It
was an Off-Broadway hit that inspired a world tour and a coffee table
book. As a bonus, it also had a real
story, not just dudes in blue make-up, banging on trash cans, making it a natural
candidate for a film treatment. Director
Bryan Fogel and his original co-writer Sam Wolfson have duly adapted the big
screen version of Jewtopia (trailer here), which opens this
Friday in New York.
Christian
O’Connell makes Miracle Whip look earthy.

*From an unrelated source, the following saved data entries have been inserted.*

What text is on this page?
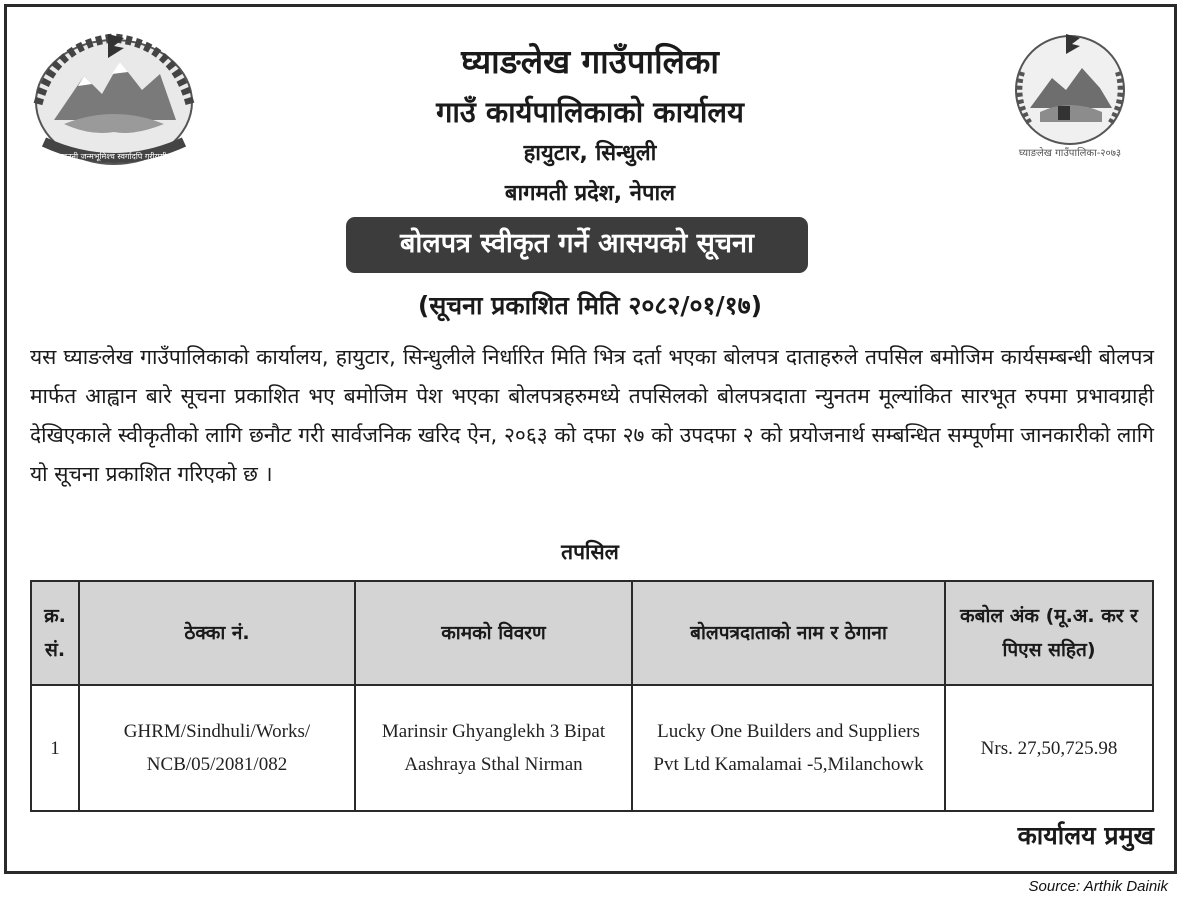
जननी जन्मभूमिश्च स्वर्गादपि गरीयसी	घ्याङलेख गाउँपालिका-२०७३
घ्याङलेख गाउँपालिका
गाउँ कार्यपालिकाको कार्यालय
हायुटार, सिन्धुली
बागमती प्रदेश, नेपाल
बोलपत्र स्वीकृत गर्ने आसयको सूचना
(सूचना प्रकाशित मिति २०८२/०१/१७)
यस घ्याङलेख गाउँपालिकाको कार्यालय, हायुटार, सिन्धुलीले निर्धारित मिति भित्र दर्ता भएका बोलपत्र दाताहरुले तपसिल बमोजिम कार्यसम्बन्धी बोलपत्र मार्फत आह्वान बारे सूचना प्रकाशित भए बमोजिम पेश भएका बोलपत्रहरुमध्ये तपसिलको बोलपत्रदाता न्युनतम मूल्यांकित सारभूत रुपमा प्रभावग्राही देखिएकाले स्वीकृतीको लागि छनौट गरी सार्वजनिक खरिद ऐन, २०६३ को दफा २७ को उपदफा २ को प्रयोजनार्थ सम्बन्धित सम्पूर्णमा जानकारीको लागि यो सूचना प्रकाशित गरिएको छ ।
तपसिल
क्र. सं.	ठेक्का नं.	कामको विवरण	बोलपत्रदाताको नाम र ठेगाना	कबोल अंक (मू.अ. कर र पिएस सहित)
1	GHRM/Sindhuli/Works/ NCB/05/2081/082	Marinsir Ghyanglekh 3 Bipat Aashraya Sthal Nirman	Lucky One Builders and Suppliers Pvt Ltd Kamalamai -5,Milanchowk	Nrs. 27,50,725.98
कार्यालय प्रमुख
Source: Arthik Dainik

His happiest times were spent dating college girlfriend Rebecca Ogin,
because he enjoyed the way she took charge of their relationship. He never really recovered after she dumped
him at graduation over the whole non-Jewish thing. Years later, the clueless O’Connell crashes a
Jewish singles mixer and somehow scores the phone number of Alison Marks, a
rabbi’s daughter.
Not
wanting to repeat past disappointments, O’Connell tries to reinvent himself as
Avi Rosenberg, with the help of his childhood friend, Adam Lipschitz. Meanwhile, Lipschitz is having panic attacks
at the prospect of his impending marriage to Hannah, who is exactly the sort of
woman O’Connell always desired, except maybe more so.
Get
ready for a bushel of borscht-belt identity jokes. You can probably guess at some of the
complication that will arise as O’Connell/Rosenberg woos Marks, but Jewtopia features not one, but two
sequences involving surgery in private places (so consider yourself
warned). Indeed, there is no shortage of
gags to tut-tut over, but Fogel never really lights out into gleefully
offensive Mel Brooks territory. Still, Joel
David Moore is effectively manic as Lipschitz, scoring most of the film’s
laughs, while developing some appealing chemistry with Elaine Tan’s Sala Khan,
an attractive and ever so unlikely alternative to his painfully caricatured fiancée.
Jennifer
Love Hewitt is actually not bad as Marks and Ivan Sergei (probably most
recognizable from John Woo’s Once a Thief)
is reasonable presentable as O’Connell.
Even professionally sensitive viewers will chuckle at Jon Lovitz and Wendie
Malick doing their shtick as Adam’s father and Alison’s mother,
respectively. Unfortunately, Rita Wilson
and Jamie-Lynn Sigler never overcome their characters’ unsubtle clichés.